The government's framework is based on our international legal obligations as set out in the United Nations Convention against Corruption, the OECD anti-bribery convention, and other multilateral treaties to which Canada is a party.
The government also fights corruption through criminal provisions in Canada's Corruption of Foreign Public Officials Act and the Criminal Code. Additionally, the Freezing Assets of Corrupt Foreign Officials Act allows Canada to freeze assets of foreign government officials or politicians when requested by a country in turmoil. This complements the Mutual Legal Assistance in Criminal Matters Act.
It is also worth noting the existence of the Proceeds of Crime (Money Laundering) and Terrorist Financing Act, which assists law enforcement and national security agencies in combatting money laundering, terrorist financing, and threats to the security of Canada.
Bill S-226 will complement the reach of current legislation by creating an additional mechanism that Canada could use to respond to gross human rights violations and abuses or significant corruption in a foreign state. It will also modify the inadmissibility framework of the Immigration and Refugee Protection Act to create a legal mechanism for those sanctioned under SEMA, or the Sergei Magnitsky law, to be refused entry into Canada.

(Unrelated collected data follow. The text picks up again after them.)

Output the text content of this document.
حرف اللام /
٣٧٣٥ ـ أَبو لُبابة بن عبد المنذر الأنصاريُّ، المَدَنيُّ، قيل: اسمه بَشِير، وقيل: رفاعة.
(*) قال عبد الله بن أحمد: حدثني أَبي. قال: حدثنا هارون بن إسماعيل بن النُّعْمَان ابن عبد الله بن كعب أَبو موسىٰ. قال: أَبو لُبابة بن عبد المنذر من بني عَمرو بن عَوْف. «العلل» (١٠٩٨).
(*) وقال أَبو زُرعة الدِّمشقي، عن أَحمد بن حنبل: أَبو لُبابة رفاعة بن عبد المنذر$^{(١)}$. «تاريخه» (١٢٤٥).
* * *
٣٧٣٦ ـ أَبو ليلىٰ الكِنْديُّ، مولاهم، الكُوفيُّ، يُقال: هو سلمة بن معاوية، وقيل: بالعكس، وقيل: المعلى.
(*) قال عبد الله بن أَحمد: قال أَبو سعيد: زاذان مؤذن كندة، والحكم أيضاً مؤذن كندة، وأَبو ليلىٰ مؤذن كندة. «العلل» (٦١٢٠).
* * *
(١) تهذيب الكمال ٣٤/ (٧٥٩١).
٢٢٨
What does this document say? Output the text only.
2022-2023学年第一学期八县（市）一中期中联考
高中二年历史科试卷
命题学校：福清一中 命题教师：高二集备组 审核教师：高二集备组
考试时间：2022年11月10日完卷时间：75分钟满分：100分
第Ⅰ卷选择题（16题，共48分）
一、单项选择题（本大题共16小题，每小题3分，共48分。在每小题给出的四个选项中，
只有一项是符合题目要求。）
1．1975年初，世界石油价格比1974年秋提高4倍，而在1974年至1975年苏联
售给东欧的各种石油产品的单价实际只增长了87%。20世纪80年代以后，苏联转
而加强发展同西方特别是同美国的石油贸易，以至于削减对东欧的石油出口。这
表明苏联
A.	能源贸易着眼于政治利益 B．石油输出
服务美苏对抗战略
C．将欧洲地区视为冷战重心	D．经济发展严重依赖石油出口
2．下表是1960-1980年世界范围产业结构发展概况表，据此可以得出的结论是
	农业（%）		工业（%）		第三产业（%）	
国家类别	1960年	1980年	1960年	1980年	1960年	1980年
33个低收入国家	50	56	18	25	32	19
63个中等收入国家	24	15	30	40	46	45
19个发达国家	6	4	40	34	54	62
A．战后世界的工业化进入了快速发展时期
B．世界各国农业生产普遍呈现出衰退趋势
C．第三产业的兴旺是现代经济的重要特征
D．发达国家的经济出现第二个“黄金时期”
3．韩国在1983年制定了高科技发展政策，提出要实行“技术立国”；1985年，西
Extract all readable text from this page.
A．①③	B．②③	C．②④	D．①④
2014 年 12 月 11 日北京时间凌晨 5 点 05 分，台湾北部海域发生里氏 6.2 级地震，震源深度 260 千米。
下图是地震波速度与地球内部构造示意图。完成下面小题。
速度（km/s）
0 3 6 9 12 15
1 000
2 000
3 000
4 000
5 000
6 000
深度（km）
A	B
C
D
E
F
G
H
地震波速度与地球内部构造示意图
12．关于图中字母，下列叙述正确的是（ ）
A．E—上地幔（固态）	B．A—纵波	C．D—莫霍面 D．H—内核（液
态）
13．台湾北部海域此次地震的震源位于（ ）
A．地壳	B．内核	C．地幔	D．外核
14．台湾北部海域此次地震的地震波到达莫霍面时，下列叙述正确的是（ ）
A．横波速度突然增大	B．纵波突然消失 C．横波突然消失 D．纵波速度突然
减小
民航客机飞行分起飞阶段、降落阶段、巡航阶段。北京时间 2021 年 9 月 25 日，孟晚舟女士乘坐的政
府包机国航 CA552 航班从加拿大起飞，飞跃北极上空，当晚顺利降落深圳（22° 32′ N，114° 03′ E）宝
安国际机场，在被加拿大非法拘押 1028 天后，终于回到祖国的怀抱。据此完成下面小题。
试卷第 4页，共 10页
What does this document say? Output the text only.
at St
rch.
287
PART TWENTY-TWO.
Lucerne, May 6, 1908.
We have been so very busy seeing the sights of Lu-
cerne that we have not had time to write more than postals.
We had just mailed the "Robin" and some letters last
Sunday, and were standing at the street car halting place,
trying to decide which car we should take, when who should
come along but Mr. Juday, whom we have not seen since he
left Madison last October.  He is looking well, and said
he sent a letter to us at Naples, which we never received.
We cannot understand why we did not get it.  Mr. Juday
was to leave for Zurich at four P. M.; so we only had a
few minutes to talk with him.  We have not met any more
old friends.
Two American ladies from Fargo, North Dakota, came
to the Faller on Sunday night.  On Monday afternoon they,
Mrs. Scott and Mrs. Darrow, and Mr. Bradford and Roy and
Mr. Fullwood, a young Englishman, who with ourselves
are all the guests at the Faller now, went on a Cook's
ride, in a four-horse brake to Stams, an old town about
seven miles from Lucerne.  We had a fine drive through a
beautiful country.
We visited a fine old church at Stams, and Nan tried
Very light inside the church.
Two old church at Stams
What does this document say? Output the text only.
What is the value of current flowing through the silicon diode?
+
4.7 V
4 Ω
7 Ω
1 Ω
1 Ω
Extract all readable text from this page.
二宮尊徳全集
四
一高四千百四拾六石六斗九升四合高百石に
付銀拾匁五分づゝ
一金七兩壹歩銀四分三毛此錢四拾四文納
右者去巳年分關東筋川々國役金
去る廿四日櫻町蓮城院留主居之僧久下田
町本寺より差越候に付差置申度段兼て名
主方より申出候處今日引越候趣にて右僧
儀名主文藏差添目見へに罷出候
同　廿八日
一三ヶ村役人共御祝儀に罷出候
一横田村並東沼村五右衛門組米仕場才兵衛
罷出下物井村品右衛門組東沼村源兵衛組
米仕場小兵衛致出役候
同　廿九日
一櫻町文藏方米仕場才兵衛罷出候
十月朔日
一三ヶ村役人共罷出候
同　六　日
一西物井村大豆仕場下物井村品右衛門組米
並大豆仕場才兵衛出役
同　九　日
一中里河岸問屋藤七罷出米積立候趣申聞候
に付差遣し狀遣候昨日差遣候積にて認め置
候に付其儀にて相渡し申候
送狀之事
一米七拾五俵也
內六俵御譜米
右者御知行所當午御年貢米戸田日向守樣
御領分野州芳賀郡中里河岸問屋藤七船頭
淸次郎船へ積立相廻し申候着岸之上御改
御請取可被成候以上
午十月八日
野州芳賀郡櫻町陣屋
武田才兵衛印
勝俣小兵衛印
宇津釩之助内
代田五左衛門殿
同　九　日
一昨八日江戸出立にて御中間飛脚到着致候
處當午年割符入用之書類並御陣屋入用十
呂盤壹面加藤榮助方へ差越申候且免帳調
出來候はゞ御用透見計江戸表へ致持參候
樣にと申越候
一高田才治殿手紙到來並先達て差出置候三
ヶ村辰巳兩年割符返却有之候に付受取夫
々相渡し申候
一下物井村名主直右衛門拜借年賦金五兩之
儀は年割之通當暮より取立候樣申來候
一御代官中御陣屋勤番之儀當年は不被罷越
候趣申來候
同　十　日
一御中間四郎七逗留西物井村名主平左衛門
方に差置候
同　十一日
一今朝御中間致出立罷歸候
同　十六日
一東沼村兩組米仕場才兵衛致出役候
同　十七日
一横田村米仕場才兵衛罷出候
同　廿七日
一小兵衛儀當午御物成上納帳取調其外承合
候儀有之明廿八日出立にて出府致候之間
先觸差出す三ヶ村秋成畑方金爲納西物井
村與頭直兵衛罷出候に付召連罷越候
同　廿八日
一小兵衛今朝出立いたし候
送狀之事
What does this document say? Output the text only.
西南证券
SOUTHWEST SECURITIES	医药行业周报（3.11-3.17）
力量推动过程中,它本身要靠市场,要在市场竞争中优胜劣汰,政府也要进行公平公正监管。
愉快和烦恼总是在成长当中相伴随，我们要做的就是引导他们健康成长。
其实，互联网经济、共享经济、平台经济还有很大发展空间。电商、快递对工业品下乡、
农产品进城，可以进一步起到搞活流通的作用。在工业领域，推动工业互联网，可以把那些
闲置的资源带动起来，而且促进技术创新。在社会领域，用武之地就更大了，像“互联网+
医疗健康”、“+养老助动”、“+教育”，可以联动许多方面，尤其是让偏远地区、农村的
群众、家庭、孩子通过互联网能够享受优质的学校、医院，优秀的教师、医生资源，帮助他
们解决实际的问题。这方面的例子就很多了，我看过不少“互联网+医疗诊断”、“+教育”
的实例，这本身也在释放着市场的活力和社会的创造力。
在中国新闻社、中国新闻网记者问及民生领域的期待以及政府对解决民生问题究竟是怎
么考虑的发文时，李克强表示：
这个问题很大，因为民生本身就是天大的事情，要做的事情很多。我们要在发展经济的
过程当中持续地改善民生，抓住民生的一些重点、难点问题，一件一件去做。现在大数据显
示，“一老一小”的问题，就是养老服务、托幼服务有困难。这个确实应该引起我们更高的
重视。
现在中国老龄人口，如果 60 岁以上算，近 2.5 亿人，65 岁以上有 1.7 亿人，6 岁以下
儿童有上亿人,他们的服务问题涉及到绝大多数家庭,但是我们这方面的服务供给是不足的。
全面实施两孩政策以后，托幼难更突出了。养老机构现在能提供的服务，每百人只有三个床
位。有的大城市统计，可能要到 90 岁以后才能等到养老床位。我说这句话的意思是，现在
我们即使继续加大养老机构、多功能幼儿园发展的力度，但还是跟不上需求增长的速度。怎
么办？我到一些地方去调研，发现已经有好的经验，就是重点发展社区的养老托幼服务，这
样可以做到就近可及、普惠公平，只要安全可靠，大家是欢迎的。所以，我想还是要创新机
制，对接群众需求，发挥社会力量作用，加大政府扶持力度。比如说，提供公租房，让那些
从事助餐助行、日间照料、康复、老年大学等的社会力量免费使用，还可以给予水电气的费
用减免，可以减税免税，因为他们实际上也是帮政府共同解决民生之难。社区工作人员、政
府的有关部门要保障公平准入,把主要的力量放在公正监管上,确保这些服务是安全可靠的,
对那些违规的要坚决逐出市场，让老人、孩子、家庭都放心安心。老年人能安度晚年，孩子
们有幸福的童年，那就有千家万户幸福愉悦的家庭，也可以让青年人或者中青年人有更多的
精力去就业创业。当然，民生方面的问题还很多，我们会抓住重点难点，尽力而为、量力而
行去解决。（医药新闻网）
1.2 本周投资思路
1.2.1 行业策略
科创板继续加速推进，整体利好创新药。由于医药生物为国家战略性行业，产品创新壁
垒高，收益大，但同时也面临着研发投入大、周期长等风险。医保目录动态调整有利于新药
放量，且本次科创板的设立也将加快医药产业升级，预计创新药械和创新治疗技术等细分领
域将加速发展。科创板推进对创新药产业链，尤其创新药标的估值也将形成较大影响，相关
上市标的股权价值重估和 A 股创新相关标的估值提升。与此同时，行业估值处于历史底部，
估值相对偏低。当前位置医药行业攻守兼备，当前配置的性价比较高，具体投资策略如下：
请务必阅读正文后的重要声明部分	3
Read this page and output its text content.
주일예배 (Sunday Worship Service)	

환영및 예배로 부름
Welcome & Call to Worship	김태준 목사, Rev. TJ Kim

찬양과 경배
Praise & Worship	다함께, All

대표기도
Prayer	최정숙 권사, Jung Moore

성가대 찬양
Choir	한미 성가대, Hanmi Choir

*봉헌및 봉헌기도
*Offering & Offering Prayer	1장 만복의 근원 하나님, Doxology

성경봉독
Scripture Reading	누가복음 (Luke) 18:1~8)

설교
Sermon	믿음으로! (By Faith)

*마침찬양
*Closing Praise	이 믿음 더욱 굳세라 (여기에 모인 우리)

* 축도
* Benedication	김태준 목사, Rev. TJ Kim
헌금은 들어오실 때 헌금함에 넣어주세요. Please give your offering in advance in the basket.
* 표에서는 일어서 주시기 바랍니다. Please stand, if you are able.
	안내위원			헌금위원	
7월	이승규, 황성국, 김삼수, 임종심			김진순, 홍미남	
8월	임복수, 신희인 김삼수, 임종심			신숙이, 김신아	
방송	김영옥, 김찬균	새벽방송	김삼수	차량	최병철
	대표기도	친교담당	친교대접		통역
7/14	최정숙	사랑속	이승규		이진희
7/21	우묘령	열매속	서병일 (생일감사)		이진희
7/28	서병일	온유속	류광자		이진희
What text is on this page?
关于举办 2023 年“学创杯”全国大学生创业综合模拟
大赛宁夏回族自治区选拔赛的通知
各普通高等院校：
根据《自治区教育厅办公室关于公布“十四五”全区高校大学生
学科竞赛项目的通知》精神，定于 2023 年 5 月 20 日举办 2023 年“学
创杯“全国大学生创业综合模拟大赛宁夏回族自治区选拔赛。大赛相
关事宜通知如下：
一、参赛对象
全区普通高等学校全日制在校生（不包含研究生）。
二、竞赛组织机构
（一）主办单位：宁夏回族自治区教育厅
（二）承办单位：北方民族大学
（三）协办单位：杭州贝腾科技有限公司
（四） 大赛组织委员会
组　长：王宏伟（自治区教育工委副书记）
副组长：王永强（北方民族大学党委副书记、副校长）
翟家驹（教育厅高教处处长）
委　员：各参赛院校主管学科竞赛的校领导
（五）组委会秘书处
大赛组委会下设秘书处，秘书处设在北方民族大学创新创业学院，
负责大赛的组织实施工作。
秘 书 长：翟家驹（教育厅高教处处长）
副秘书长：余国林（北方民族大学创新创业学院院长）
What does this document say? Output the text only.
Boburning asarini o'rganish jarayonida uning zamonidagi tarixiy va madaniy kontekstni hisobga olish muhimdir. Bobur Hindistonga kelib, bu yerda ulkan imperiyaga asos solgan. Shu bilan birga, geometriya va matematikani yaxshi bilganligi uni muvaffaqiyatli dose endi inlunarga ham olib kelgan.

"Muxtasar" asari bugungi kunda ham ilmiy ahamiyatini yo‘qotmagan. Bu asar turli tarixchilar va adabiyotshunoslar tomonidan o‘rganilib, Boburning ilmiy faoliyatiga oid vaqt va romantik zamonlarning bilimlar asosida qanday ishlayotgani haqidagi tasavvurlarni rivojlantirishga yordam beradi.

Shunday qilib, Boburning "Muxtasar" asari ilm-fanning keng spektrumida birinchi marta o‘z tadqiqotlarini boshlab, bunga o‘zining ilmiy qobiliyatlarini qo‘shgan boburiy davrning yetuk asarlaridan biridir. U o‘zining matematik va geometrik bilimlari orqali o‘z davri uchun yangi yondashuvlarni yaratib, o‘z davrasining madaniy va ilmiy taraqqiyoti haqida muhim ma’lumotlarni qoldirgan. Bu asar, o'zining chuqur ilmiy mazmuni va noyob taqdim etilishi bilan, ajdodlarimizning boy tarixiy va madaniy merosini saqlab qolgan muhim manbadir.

This legislation is similar to what has been enacted by some of our international partners. It follows on the steps taken by the U.S. to expand the reach of the 2012 Magnitsky act into a broader approach in the recently passed global Magnitsky act. This new act enables the U.S. to withhold visas and freeze financial assets of those individuals thought to have been involved in human rights violations or acts of corruption. Last April, the U.K. Parliament passed the Criminal Finances Act, which expands the powers of the government and courts to freeze the assets of human rights violators.
The government applauds the hard work of Senator Andreychuk in raising important questions on how best to respond to acts of foreign corruption, and human rights violations and abuses.
We will work with parliamentarians to seek amendments that are necessary to ensure that Bill S-226 will be an effective addition to our foreign policy tool kit.
Let me reiterate that our government is a strong defender of human rights in Canada and around the world. We know that the issue of human rights sanctions and the Sergei Magnitsky case have drawn strong interest, and rightly so. As we said, there is currently no Canadian law that authorizes the imposition of sanctions specifically for violations of international human rights obligations in a foreign state, or for acts of corruption, including those in Russia, as highlighted in the case of Magnitsky. Bill S-226, currently before the House of Commons, which we are debating today, aims to address this gap. Our government is pleased to announce its support for this important legislation.
Let me also say that the Standing Committee on Foreign Affairs and International Development did tremendous work in its review of SEMA. We applaud the work that was led by the chair of that committee, the hon. member for Kenora, as well as the unanimous recommendations that provide us with some grounding with which to enter this debate.
It is a pleasure to rise today. I look forward to continued debate and the strengthening of this legislation.